Startling Photos Capture Myanmar's $31 Billion Jade Mining Industry

A look at the jade-rich hills of Kachin, where everyone's digging for the single stone that will make them rich.

The rolling hills of Kachin state in northern Myanmar hold the finest jade in all the world. The best stones command hundreds of thousands of dollars per ounce, and mining companies scour the landscape in search of them. They leave behind great heaps of waste that scavengers pick through, hoping to find a rock that will change their lives.

“They all come with one dream to strike it rich,” says Minzayar Oo, who grew up in Myanmar and spent the past four years documenting the industry for his series The Price of Jade. “It’s a dream that only rarely comes true, but still for that they will push as hard as they can and risk everything.”

Myanmar produces nearly 70 percent of the world's jadeite. A ceasefire in a decades-long war against ethnic forces gave the government increased control of the jade mines in 1994. It awarded lucrative mining contracts to military leaders, their cronies and Chinese and Wa companies that extract some 30,000 tons---worth up to $31 billion---each year. That represents half of the country's gross domestic product, but very little of it reaches the people of Myanmar, 25 percent of whom live in extreme poverty. “The Burmese want an imperium where what’s mine is mine and what’s yours is mine,” says a US economist who works closely with officials in Myanmar and did not want to be named for fear of jeopardizing sensitive relationships. “They take over land. They take over resources, and don’t necessarily leave very much for the locals. And that’s not OK with the locals.”

When the National League for Democracy led by Aung San Suu Kyi assumed power last year, it placed a moratorium on issuing mining licenses until the government crafted a more equitable system for awarding them. Licensed miners redoubled their extraction efforts, and one company unearthed a 200-ton stone worth an estimated $170 million.
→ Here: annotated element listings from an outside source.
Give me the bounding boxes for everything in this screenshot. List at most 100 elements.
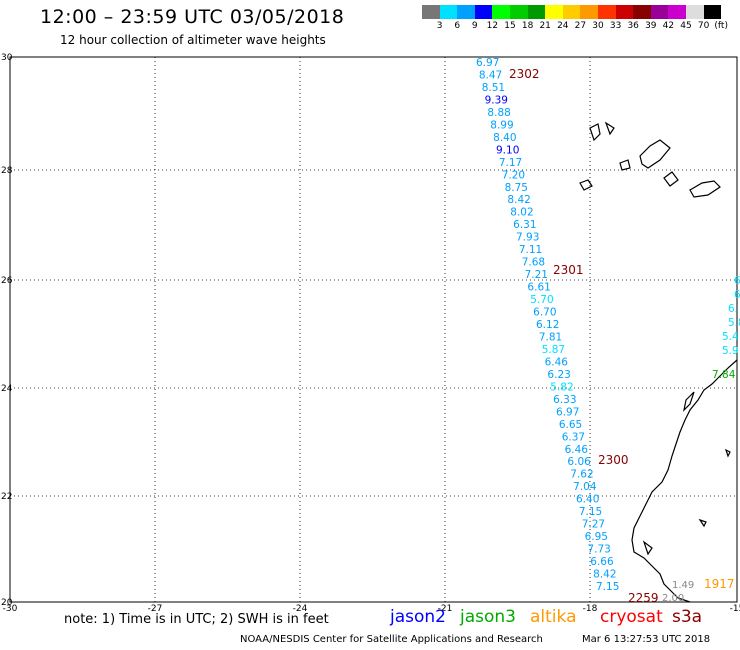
colorbar-swatch: [615, 5, 634, 19]
wave-height-value: 6.37: [562, 431, 585, 443]
colorbar-swatch: [422, 5, 440, 19]
coastal-value: 2.00: [662, 593, 684, 604]
colorbar-tick-label: 36: [627, 21, 639, 31]
colorbar-legend: [422, 5, 722, 19]
wave-height-value: 8.02: [510, 207, 533, 219]
cape-blanc-islet: [642, 540, 653, 556]
colorbar-swatch: [597, 5, 616, 19]
colorbar-tick-label: 12: [486, 21, 499, 31]
lon-tick-label: -30: [3, 604, 18, 614]
colorbar-swatch: [527, 5, 546, 19]
canary-la-palma: [589, 123, 601, 142]
wave-height-value: 6.97: [556, 406, 579, 418]
colorbar-swatch: [457, 5, 475, 19]
wave-height-value: 7.11: [519, 244, 542, 256]
wave-height-value: 8.47: [479, 69, 502, 81]
colorbar-labels: 3 6 9 12 15 18 21 24 27 30 33 36 39 42 45 70 (ft): [422, 21, 740, 33]
canary-fuerteventura: [689, 180, 721, 198]
wave-height-value: 7.73: [587, 544, 610, 556]
colorbar-tick-label: 24: [557, 21, 569, 31]
islet-east: [698, 518, 707, 528]
wave-height-value: 8.40: [493, 132, 516, 144]
wave-height-value: 5.70: [530, 294, 553, 306]
colorbar-swatch: [668, 5, 686, 19]
east-track-value: 6: [734, 289, 740, 301]
pass-time-label: 2302: [509, 67, 540, 81]
wave-height-value: 7.93: [516, 232, 539, 244]
colorbar-swatch: [545, 5, 563, 19]
chart-subtitle: 12 hour collection of altimeter wave hei…: [60, 33, 326, 47]
colorbar-tick-label: 70: [697, 21, 710, 31]
satellite-legend-s3a: s3a: [672, 607, 703, 627]
colorbar-swatch: [492, 5, 510, 19]
wave-height-value: 6.46: [545, 356, 569, 368]
satellite-legend-cryosat: cryosat: [600, 607, 663, 627]
colorbar-swatch: [580, 5, 598, 19]
wave-height-value: 8.51: [482, 82, 505, 94]
lat-tick-label: 20: [1, 598, 13, 608]
wave-height-value: 6.65: [559, 419, 582, 431]
lat-tick-label: 30: [1, 53, 13, 63]
wave-height-value: 8.42: [593, 569, 616, 581]
lat-tick-label: 26: [1, 276, 13, 286]
east-track-value: 6.: [728, 303, 738, 315]
colorbar-swatch: [633, 5, 651, 19]
colorbar-tick-label: 18: [521, 21, 534, 31]
wave-height-value: 5.87: [542, 344, 565, 356]
colorbar-tick-label: 30: [592, 21, 604, 31]
colorbar-tick-label: (ft): [714, 21, 728, 31]
satellite-legend-jason2: jason2: [390, 607, 446, 627]
wave-height-value: 9.10: [496, 144, 519, 156]
wave-height-value: 6.66: [590, 556, 614, 568]
colorbar-tick-label: 45: [680, 21, 692, 31]
pass-time-label: 2300: [598, 453, 629, 467]
footer-note: note: 1) Time is in UTC; 2) SWH is in fe…: [64, 612, 329, 627]
wave-height-value: 8.42: [507, 194, 530, 206]
wave-height-value: 7.81: [539, 331, 562, 343]
wave-height-value: 6.23: [547, 369, 570, 381]
colorbar-tick-label: 27: [574, 21, 587, 31]
lat-tick-label: 22: [1, 492, 12, 502]
colorbar-tick-label: 21: [539, 21, 551, 31]
african-coast-inlet: [683, 391, 695, 412]
wave-height-value: 6.46: [565, 444, 589, 456]
lon-tick-label: -24: [293, 604, 308, 614]
lon-tick-label: -18: [583, 604, 598, 614]
colorbar-swatch: [650, 5, 669, 19]
africa-coast: [631, 359, 738, 603]
lat-tick-label: 28: [1, 166, 13, 176]
wave-height-value: 7.15: [596, 581, 619, 593]
colorbar-tick-label: 9: [471, 21, 478, 31]
wave-height-value: 5.82: [550, 381, 573, 393]
colorbar-swatch: [509, 5, 528, 19]
wave-height-value: 8.88: [487, 107, 510, 119]
colorbar-tick-label: 15: [504, 21, 516, 31]
wave-height-value: 7.04: [573, 481, 597, 493]
east-track-value: 5.4: [722, 331, 739, 343]
colorbar-tick-label: 33: [609, 21, 622, 31]
lon-tick-label: -15: [730, 604, 740, 614]
colorbar-swatch: [685, 5, 704, 19]
wave-height-value: 6.31: [513, 219, 536, 231]
altimeter-track: 6.978.478.519.398.888.998.409.107.177.20…: [476, 57, 740, 605]
canary-hierro: [579, 179, 593, 191]
east-track-value: 5.9: [722, 345, 739, 357]
wave-height-value: 7.62: [570, 469, 593, 481]
pass-time-label: 1917: [704, 577, 735, 591]
pass-time-label: 2301: [553, 263, 584, 277]
satellite-legend-jason3: jason3: [460, 607, 516, 627]
wave-height-value: 6.95: [585, 531, 608, 543]
wave-height-value: 7.68: [522, 257, 545, 269]
coastal-value: 1.49: [672, 580, 694, 591]
wave-height-value: 6.12: [536, 319, 559, 331]
wave-height-value: 6.06: [567, 456, 591, 468]
wave-height-value: 6.97: [476, 57, 499, 69]
chart-title: 12:00 – 23:59 UTC 03/05/2018: [40, 6, 345, 28]
wave-height-value: 7.21: [525, 269, 548, 281]
colorbar-tick-label: 6: [454, 21, 461, 31]
canary-la-gomera: [619, 159, 631, 171]
wave-height-value: 8.99: [490, 119, 513, 131]
islet-east-2: [724, 448, 731, 458]
lon-tick-label: -21: [438, 604, 453, 614]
Oo grew up in Yangon in southern Myanmar, and first visited the mines four years ago on assignment with Reuters. The pockmarked, lunar landscape shocked him, as did the miners clinging, pick in hand, to steep hillsides. "Only later did I realize that these are huge piles of waste," he says. "They’re not natural at all. It’s all manmade." Oo returned to Kachin five times with support from Global Witness and the Natural Resource Governance Institute.

He focused on the illegal miners, who work alone or in small teams run by a local boss. They squat on vacant mining sites or sift through enormous waste piles at all hours. They work under the constant threat of landslides and raids from soldiers guarding the sites. Many of them shoot heroin, which is cheap and easily available. “It's widely accepted in Kachin state that wherever there is a mine, there is also a drug place," he says. "You see people in the early morning half-asleep, walking around with needles in their arms, or eating noodles with a syringe on their ear, just like you'd put a cigarette." *The Price of Jade *is a stunning window into that world.

Global Witness's short film Jade and the Generals, filmed by Minzayar Oo, is released today.